The "bucket" reference seems to be directed toward the fact that the Glens wore 'stovepipe' shakos and never 'belgiques" (spelling??). The winter cap has often been thought to have been modeled after the Canadian (in Quebec) cappy,...rather like an old style 'night cap' as I have often heard it referred to. I attempted to reconstruct one several years ago after conversing with Don Graves at our natioanl archives based on a piece of research he did for me. Just as I had finished it and was about to make more for the unit he sent me a letter advising me not to use the design because he thought his original description might infact be wrong based on another scholar of the time period he had been talking to. So, it went no where.

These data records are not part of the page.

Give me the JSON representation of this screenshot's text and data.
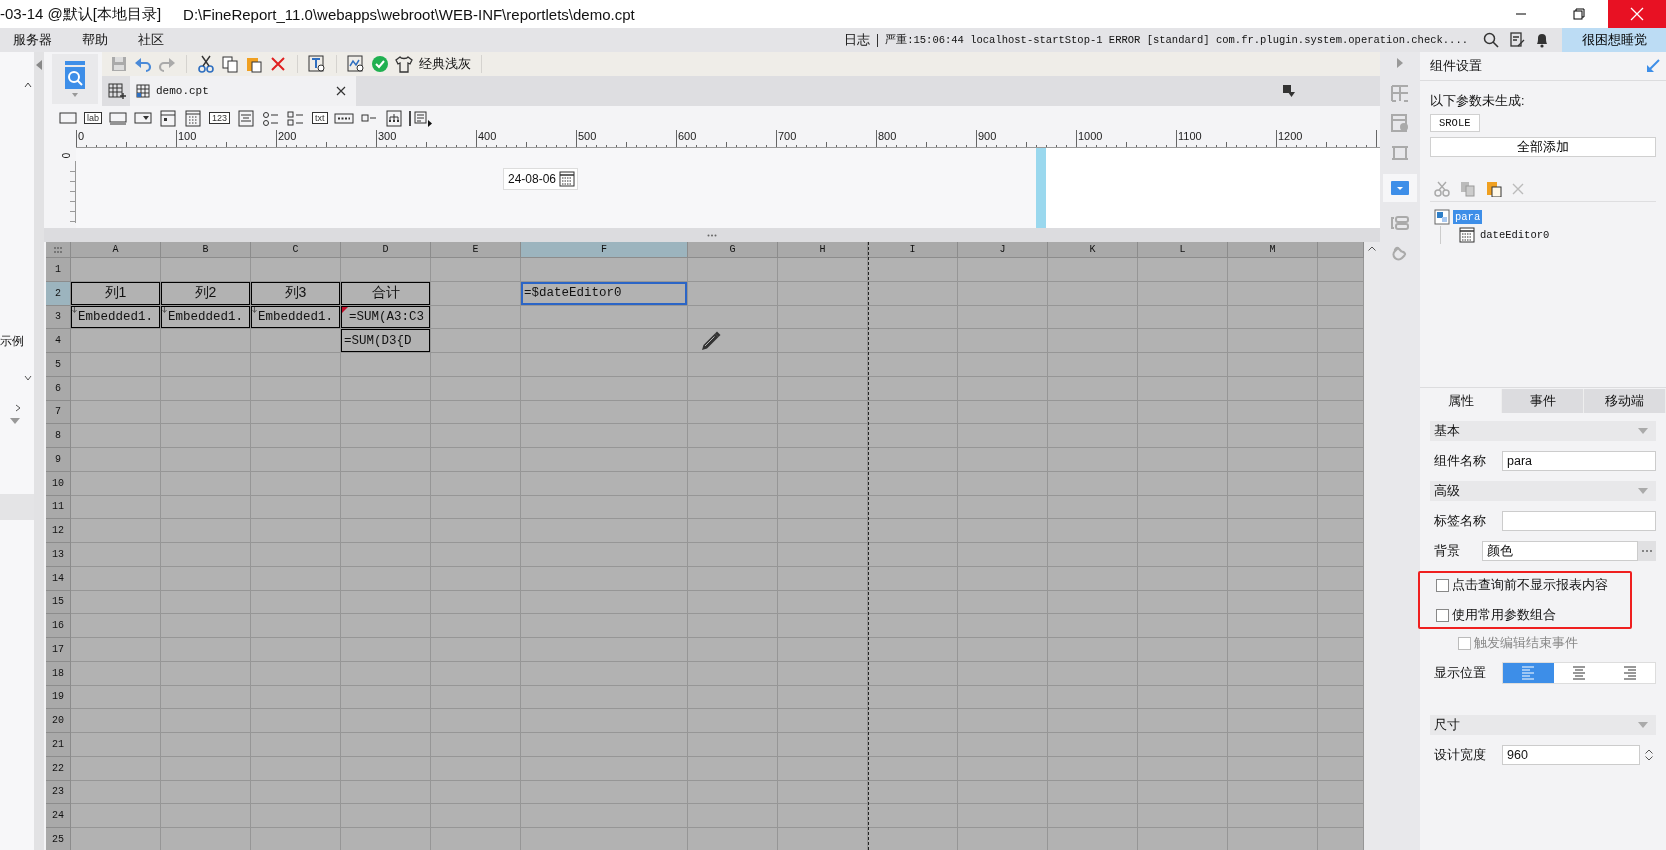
{
  "window": {
    "title": "-03-14 @默认[本地目录]",
    "path": "D:\\FineReport_11.0\\webapps\\webroot\\WEB-INF\\reportlets\\demo.cpt"
  },
  "menu": [
    "服务器",
    "帮助",
    "社区"
  ],
  "log": {
    "label": "日志",
    "message": "严重:15:06:44 localhost-startStop-1 ERROR [standard] com.fr.plugin.system.operation.check...."
  },
  "user": "很困想睡觉",
  "left_panel": {
    "item": "示例"
  },
  "toolbar": {
    "theme": "经典浅灰"
  },
  "tabs": [
    {
      "label": "demo.cpt",
      "selected": true
    }
  ],
  "widget_palette": [
    {
      "kind": "button"
    },
    {
      "kind": "glyph",
      "glyph": "lab"
    },
    {
      "kind": "field"
    },
    {
      "kind": "combo"
    },
    {
      "kind": "form"
    },
    {
      "kind": "date"
    },
    {
      "kind": "glyph",
      "glyph": "123"
    },
    {
      "kind": "textarea"
    },
    {
      "kind": "radio"
    },
    {
      "kind": "checklist"
    },
    {
      "kind": "glyph",
      "glyph": "txt"
    },
    {
      "kind": "password"
    },
    {
      "kind": "checkbox"
    },
    {
      "kind": "tree"
    },
    {
      "kind": "more"
    }
  ],
  "ruler": {
    "ticks": [
      "0",
      "100",
      "200",
      "300",
      "400",
      "500",
      "600",
      "700",
      "800",
      "900",
      "1000",
      "1100",
      "1200"
    ],
    "vertical_ticks": [
      "0"
    ]
  },
  "parameter_pane": {
    "date_value": "24-08-06"
  },
  "sheet": {
    "columns": [
      {
        "label": "A",
        "selected": false
      },
      {
        "label": "B",
        "selected": false
      },
      {
        "label": "C",
        "selected": false
      },
      {
        "label": "D",
        "selected": false
      },
      {
        "label": "E",
        "selected": false
      },
      {
        "label": "F",
        "selected": true
      },
      {
        "label": "G",
        "selected": false
      },
      {
        "label": "H",
        "selected": false
      },
      {
        "label": "I",
        "selected": false
      },
      {
        "label": "J",
        "selected": false
      },
      {
        "label": "K",
        "selected": false
      },
      {
        "label": "L",
        "selected": false
      },
      {
        "label": "M",
        "selected": false
      }
    ],
    "rows": [
      {
        "label": "1",
        "selected": false
      },
      {
        "label": "2",
        "selected": true,
        "cells": [
          {
            "text": "列1",
            "kind": "header",
            "bordered": true,
            "flagged": false,
            "selected": false
          },
          {
            "text": "列2",
            "kind": "header",
            "bordered": true,
            "flagged": false,
            "selected": false
          },
          {
            "text": "列3",
            "kind": "header",
            "bordered": true,
            "flagged": false,
            "selected": false
          },
          {
            "text": "合计",
            "kind": "header",
            "bordered": true,
            "flagged": false,
            "selected": false
          },
          {},
          {
            "text": "=$dateEditor0",
            "kind": "formula",
            "bordered": false,
            "flagged": false,
            "selected": true
          }
        ]
      },
      {
        "label": "3",
        "selected": false,
        "cells": [
          {
            "text": "Embedded1.",
            "kind": "expand",
            "bordered": true,
            "flagged": false,
            "selected": false
          },
          {
            "text": "Embedded1.",
            "kind": "expand",
            "bordered": true,
            "flagged": false,
            "selected": false
          },
          {
            "text": "Embedded1.",
            "kind": "expand",
            "bordered": true,
            "flagged": false,
            "selected": false
          },
          {
            "text": "=SUM(A3:C3",
            "kind": "formula",
            "bordered": true,
            "flagged": true,
            "selected": false
          }
        ]
      },
      {
        "label": "4",
        "selected": false,
        "cells": [
          {},
          {},
          {},
          {
            "text": "=SUM(D3{D",
            "kind": "formula",
            "bordered": true,
            "flagged": false,
            "selected": false
          }
        ]
      },
      {
        "label": "5",
        "selected": false
      },
      {
        "label": "6",
        "selected": false
      },
      {
        "label": "7",
        "selected": false
      },
      {
        "label": "8",
        "selected": false
      },
      {
        "label": "9",
        "selected": false
      },
      {
        "label": "10",
        "selected": false
      },
      {
        "label": "11",
        "selected": false
      },
      {
        "label": "12",
        "selected": false
      },
      {
        "label": "13",
        "selected": false
      },
      {
        "label": "14",
        "selected": false
      },
      {
        "label": "15",
        "selected": false
      },
      {
        "label": "16",
        "selected": false
      },
      {
        "label": "17",
        "selected": false
      },
      {
        "label": "18",
        "selected": false
      },
      {
        "label": "19",
        "selected": false
      },
      {
        "label": "20",
        "selected": false
      },
      {
        "label": "21",
        "selected": false
      },
      {
        "label": "22",
        "selected": false
      },
      {
        "label": "23",
        "selected": false
      },
      {
        "label": "24",
        "selected": false
      },
      {
        "label": "25",
        "selected": false
      }
    ]
  },
  "settings": {
    "title": "组件设置",
    "notice": "以下参数未生成:",
    "missing_params": [
      "SROLE"
    ],
    "add_all": "全部添加",
    "tree": [
      {
        "label": "para",
        "kind": "form",
        "selected": true,
        "children": [
          {
            "label": "dateEditor0",
            "kind": "date",
            "selected": false
          }
        ]
      }
    ]
  },
  "property_tabs": [
    {
      "label": "属性",
      "selected": true
    },
    {
      "label": "事件",
      "selected": false
    },
    {
      "label": "移动端",
      "selected": false
    }
  ],
  "properties": [
    {
      "kind": "section",
      "label": "基本"
    },
    {
      "kind": "field",
      "label": "组件名称",
      "value": "para"
    },
    {
      "kind": "section",
      "label": "高级"
    },
    {
      "kind": "field",
      "label": "标签名称"
    },
    {
      "kind": "picker",
      "label": "背景",
      "value": "颜色"
    },
    {
      "kind": "highlight",
      "children": [
        {
          "kind": "checkbox",
          "label": "点击查询前不显示报表内容",
          "checked": false,
          "disabled": false
        },
        {
          "kind": "checkbox",
          "label": "使用常用参数组合",
          "checked": false,
          "disabled": false
        }
      ]
    },
    {
      "kind": "checkbox",
      "label": "触发编辑结束事件",
      "checked": false,
      "disabled": true
    },
    {
      "kind": "align",
      "label": "显示位置",
      "options": [
        {
          "kind": "left",
          "selected": true
        },
        {
          "kind": "center",
          "selected": false
        },
        {
          "kind": "right",
          "selected": false
        }
      ]
    },
    {
      "kind": "section",
      "label": "尺寸"
    },
    {
      "kind": "spinner",
      "label": "设计宽度",
      "value": "960"
    }
  ]
}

As for the Glens using cast-off 95th rifle jackets,....I'm on the hunt for some of that evidence and will post it as soon as possible. In fact, what I have read over the years has convinced me that that is the case, and what strengthens my notion about "tunic #2" of three versions is the fact that the artists rendering of the old tattered "Glengarry" tunics that are stashed away in the archives of our national museum are showing what appears to be 95th riflemen jackets that were, perhaps, slightly modified for use by non-riflemen Glengarrys. Why, because the back (the seams) of the 'privates' jacket/tunic has cording on it (almost like a cast-off 95th officers tunic) and it is a rifle-jacket cut. Also, the rendering shows riflemens cuffs (split with buttons). I have never seen these tunics myself, but some day I intend to get in there and have a look at them. The other thing about the artists rendering is just that, it's a sketch and not a picture, and the book that these are in is dated 1967.

As for the buttons, through word of mouth years ago (1993 when I started the Glens) the thought was that although the evidence clearly said that the Canadian Fencible button was or had been used on at least one Glengarry tunic (as per the quotation you used in your initial reply) because it was from 1813 that perhaps these were the surplus buttons that were used on the 'cast-off' riflemen tunics that the Glengarrys were using. And, that perhaps those buttons were not used on the Glengarrys 'final version' of the tunic which we see by 1814 (the one which all of us are generally sporting at current day military re-enactments). The other thing to note about the "Glengarry Tunics" at our national archives/museum is that they do NOT have black 'tufts' on them denoting 'lgiht infantry' status. Rather, they have "cloth wings" which drape over the edge of the shoulder and, according to the atrists rendering they seem to be piped at the edges, and even the rest of the tunic seems to be showing 'white piping' and not white lace. All this says to me, that it's a riflemens jacket, in which case it's a 'cast-off' jacket of the 95th Rifles. Why 95th Rifles, because even the Canadienne Voltigeurs of Lower Canada used the jacket of the 95th rifles as their guide for tunic design, especially Voltigeur Officers.

So, why cast-off tunics at all. Well, I think, that based on the quotation that I previously posted (see "Prevost to Bathurst") that the Prince Regent made it happen and since the Glengarrys were so desperate for tunics by the end of 1812 that "old" tunics, or perhaps "surplus tunics" from the 95th were sent to Canada quickly in order to outfit the Glengarrys.

Thanks Bill. Let's keep this one, and the others going. It would be nice if some of the other guys/gals would join in. Besides there is also a fourth issue of the "pantaloons" (pants) being worn. We might as well touch on that one too.